Kriegskosten und Kriegsfinanzierung in der Antike

, , Kriegskosten und Kriegsfinanzierung in der Antike. Darmstadt: WBG, Wissenschaftliche Buchgesellschaft, 2008. 336. ISBN 9783534209209. €79.90.

[Les auteurs et les titres sont énumérés à la fin du compte rendu.]

“L’argent est le nerf de la guerre !” Cicéron ( Philippiques, V, 3), Tacite ( Histoires, II, 84, 1), Quinte-Curce ( Histoire d’Alexandre le Grand, IV, 6), Plutarque ( Vies d’Agis et Cléomène, LVI) ou Diogène Laërte ( Vies et sentences des philosophes illustres, IV, 7, 48), les écrivains de l’Antiquité ont relayé largement une idée qui semblait relever du lieu commun. Les auteurs postérieurs ont, par ailleurs, confirmé l’intemporalité de cette sentence. Certains comme François Rabelais dans son Gargantua ou Jean le Rond d’Alembert dans sa Lettre au roi de Prusse du 11 octobre 1782, l’ont repris à leur compte. D’autres, comme Machiavel, l’ont récusée, arguant que c’était essentiellement la qualité des troupes qui déterminait l’issue d’une bataille. Il va de soit que de l’argent et des troupes dépendent les actions militaires ; les stratèges et dirigeants actuels ne le nieraient sans doute pas non plus. Ainsi, il nous paraît utile de souligner l’importance du présent ouvrage consacré aux coûts et aux financements de la guerre durant l’Antiquité et les siècles suivants.

Le titre de la publication est d’ailleurs trompeur dans la mesure où il laisse entendre que les contributions ne portent que sur une seule période. Or, le champ d’investigation s’avère bien plus large. En fait, l’ouvrage réunit les interventions des participants aux journées d’études ayant eu lieu à l’Université de Mannheim du 16 au 18 février 2006, autour du thème : Kriegskosten und Kriegsfinanzierung von der Antike bis zur Neuzeit. Ainsi, si de nombreuses pages concernent des questions grecques, plusieurs contributions abordent des cas romains, et la réflexion est poussée jusqu’aux mécanismes de financement des guerres au XVIIIe siècle. D’aucuns y verront probablement une dispersion des efforts sur des thématiques, des périodes et des réalités fort différentes. D’autres examineront avec intérêt l’approche diachronique du rapport entre les mondes économique et militaire.

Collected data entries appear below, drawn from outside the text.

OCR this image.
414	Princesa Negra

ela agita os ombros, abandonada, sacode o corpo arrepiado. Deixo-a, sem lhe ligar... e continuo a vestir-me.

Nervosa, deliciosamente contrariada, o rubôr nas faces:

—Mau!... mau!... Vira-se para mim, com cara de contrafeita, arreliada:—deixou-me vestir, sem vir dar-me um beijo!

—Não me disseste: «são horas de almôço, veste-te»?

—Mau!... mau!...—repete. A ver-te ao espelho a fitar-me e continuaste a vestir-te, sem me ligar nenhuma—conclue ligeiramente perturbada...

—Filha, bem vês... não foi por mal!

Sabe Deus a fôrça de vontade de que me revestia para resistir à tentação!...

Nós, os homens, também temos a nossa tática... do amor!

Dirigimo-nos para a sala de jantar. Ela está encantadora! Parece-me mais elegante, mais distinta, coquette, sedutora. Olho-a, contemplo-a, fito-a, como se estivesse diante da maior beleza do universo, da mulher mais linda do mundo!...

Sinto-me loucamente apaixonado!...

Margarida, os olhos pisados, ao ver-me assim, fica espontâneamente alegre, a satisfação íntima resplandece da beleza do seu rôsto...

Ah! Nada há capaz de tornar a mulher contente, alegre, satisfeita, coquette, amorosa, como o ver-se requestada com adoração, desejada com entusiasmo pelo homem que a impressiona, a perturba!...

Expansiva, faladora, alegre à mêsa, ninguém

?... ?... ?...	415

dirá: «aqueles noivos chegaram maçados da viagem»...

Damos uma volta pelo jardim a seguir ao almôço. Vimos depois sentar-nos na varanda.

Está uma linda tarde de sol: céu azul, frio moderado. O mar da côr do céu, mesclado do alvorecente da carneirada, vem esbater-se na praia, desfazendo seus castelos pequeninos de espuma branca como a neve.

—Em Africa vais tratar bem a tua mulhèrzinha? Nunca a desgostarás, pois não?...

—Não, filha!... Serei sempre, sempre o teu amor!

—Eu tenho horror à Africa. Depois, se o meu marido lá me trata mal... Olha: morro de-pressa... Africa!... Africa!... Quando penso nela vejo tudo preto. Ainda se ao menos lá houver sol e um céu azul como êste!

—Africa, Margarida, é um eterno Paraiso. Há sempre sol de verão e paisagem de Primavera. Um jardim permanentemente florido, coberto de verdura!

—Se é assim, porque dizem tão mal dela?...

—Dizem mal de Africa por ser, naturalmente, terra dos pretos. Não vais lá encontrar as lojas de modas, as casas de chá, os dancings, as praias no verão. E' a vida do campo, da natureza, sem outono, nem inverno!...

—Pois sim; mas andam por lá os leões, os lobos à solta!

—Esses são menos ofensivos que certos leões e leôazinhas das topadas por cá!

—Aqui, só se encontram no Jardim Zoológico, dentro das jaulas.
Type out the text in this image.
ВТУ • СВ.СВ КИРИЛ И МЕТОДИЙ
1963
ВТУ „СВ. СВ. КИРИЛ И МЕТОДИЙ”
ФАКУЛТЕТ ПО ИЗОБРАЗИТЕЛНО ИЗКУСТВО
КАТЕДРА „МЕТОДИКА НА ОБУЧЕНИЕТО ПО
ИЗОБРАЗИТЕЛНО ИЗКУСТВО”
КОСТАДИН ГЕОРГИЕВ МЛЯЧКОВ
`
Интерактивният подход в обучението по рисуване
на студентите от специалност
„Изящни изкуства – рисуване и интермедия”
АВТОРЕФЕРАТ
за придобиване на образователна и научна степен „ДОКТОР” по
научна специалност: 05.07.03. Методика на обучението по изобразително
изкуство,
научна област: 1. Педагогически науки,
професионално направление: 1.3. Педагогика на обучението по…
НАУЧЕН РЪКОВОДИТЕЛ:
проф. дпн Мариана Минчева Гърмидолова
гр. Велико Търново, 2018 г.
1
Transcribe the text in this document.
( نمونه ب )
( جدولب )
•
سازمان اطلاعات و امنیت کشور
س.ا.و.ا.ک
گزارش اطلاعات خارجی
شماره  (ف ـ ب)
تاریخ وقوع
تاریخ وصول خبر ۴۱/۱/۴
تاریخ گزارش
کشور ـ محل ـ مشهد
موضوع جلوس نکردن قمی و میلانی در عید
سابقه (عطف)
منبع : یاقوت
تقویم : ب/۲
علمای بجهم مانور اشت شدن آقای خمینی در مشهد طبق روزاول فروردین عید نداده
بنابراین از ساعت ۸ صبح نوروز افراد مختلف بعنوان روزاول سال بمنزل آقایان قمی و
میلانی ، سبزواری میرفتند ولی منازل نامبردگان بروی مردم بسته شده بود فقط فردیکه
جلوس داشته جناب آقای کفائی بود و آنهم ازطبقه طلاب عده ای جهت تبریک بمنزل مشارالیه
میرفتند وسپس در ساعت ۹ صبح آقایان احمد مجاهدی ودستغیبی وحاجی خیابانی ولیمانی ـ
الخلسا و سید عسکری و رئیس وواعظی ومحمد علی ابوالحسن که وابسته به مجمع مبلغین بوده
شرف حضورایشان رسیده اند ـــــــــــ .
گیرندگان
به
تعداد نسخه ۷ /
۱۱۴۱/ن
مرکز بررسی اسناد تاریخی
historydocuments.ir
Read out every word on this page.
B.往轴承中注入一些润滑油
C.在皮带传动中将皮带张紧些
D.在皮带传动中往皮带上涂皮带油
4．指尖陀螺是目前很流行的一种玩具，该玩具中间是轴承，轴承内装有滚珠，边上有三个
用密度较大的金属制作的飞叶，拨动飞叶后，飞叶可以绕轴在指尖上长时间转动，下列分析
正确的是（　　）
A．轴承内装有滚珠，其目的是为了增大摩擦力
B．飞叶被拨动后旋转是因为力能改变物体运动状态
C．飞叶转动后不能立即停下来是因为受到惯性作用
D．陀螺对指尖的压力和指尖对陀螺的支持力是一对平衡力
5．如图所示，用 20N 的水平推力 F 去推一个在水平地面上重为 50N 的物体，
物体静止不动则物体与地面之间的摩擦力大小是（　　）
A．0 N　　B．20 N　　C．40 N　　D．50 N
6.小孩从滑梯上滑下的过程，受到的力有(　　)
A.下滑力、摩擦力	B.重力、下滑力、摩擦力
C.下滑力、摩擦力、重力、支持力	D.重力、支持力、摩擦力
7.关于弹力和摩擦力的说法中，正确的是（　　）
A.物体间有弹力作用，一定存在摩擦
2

Comme le précisent Friedrich Burrer et Holger Müller dans l’introduction générale, l’ouvrage tente de répondre à plusieurs questions essentielles. Quelle était l’importance des coûts directs de la guerre ? Quels groupes sociaux devaient supporter ces coûts et à qui profitaient-ils ? Avec quels moyens la guerre était-elle financée ? Quels étaient les coûts relatifs aux conséquences de la guerre comme, par exemple, les coûts de la reconstruction ? Quels avantages économiques, directs ou indirects apportait la guerre ? Pour répondre à ces questions, les articles de cet ouvrage sont articulés autour des quatre grandes thématiques des journées d’études de Mannheim. La première concerne les questions relatives aux coûts de la guerre, avec toutes les difficultés qu’engendre l’éparpillement des sources écrites antiques en la matière. La deuxième s’intéresse à la nature de ces coûts, avec une attention particulière portée aux dépenses engendrées par les guerres maritimes. La troisième consiste à comparer des cas d’espèces de manière diachronique, depuis l’Antiquité jusqu’aux Temps Modernes. La quatrième et dernière thématique s’intéresse, quant à elle, à la nature des financements.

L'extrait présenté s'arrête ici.